Não é de hoje que o fantasma da intolerância anda atormentando a cultura brasileira e ameaçando as religiões de matriz africana. Quando frequentei na juventude essas igrejas evangélicas fui estimulado a abandonar minhas raízes culturais e negar a fé nos Pretos Velhos, Caboclos e nos Orixás. Fui até proibido de aceitar saquinhos de doces, e negar a minha mediunidade. Nos encontros coletivos que participei os pastores afirmavam aos berros que cultuando espíritos malfazejos eu estaria promovendo culto à Satanás e tenderia embarcar em um caminho sem volta.

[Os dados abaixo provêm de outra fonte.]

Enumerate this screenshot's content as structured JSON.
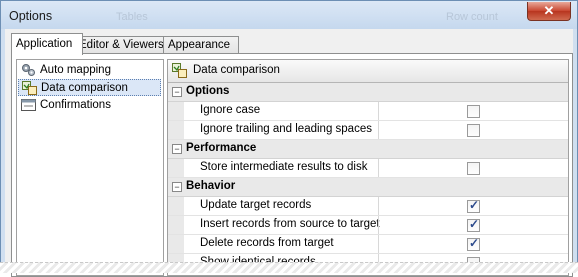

Ao negar essas bobagens, dei o primeiro passo no Caminho da Verdadeira Espiritualidade. Como negro, aprendi – entre outras coisas – algo muito importante para quem deseja se estabelecer dentro da vida social: Respeito. Sabe por quê? Se você não respeitar e valorizar sua cultura, suas raízes, sua origem, sua história, jamais se estabelecerá como cidadão. Isso é uma lógica. A base de qualquer relacionamento é o Respeito – a começar o respeito por si mesmo. Basta saber que ninguém que diz amar a Deus poderá odiar a sua origem, sua história, suas raízes e depois sair por aí reclamando de injustiça social e preconceito. Isso é ignorância. Nenhum povo renega sua cultura - vide o exemplo dos judeus, ciganos e os povos de origem oriental.



Uma coisa muito curiosa aconteceu meses atrás. Fui convidado por um amigo (branco) filho-de-santo, para assistir um culto de umbanda, em Vila Isabel, zona norte do Rio de Janeiro. Ao chegarmos, reparei que na assistência a maioria era composta de pessoas brancas (as únicas exceções eram três mulatas, dois homens pardos, um jovem moreno claro e um negro – eu). No terreiro, uns dez médiuns relativamente brancos e uma negra (uma senhora de idade avançada que parecia ser a fundadora) cantavam e acompanhavam os atabaques ao som de palmas. Não comentei nada com meu amigo, mas em silêncio registrei essa curiosidade: um lugar onde basicamente proliferavam os negros, hoje era praticamente exclusivo às pessoas de pele branca! Era um paradoxo social. O que estaria acontecendo? Por que os negros estariam se debandado dos terreiros?

VIVENDO PARADOXOS SOCIAIS

Conheço diversos judeus umbandistas que rodopiam de branco, recebem santos e dão consultas, envolvidos em guias multicoloridas. O problema é que aqui em todo Brasil os conflitos de fé desenvolvem em torno de uma luta por poder político. As igrejas pentecostais incorporaram a lógica do “mercado religioso” e uma racionalidade pragmática, do tipo empresarial. Elas pregam a valorização da felicidade do “aqui e agora” a partir da prosperidade financeira, da boa saúde e do sucesso profissional. Ser negro, pobre, favelado e macumbeiro é o maior dos pecados pelos pentecostais. Por isso, esses grupos religiosos se impõem, sofisticam estratégias, espalham sua presença por vários setores, acumulam prestigio e força política nas favelas e nos presídios – lugares que o número de negros e mulatos é assustadoramente maior. Certamente os doutores em antropologia já perceberam isso há muito tempo.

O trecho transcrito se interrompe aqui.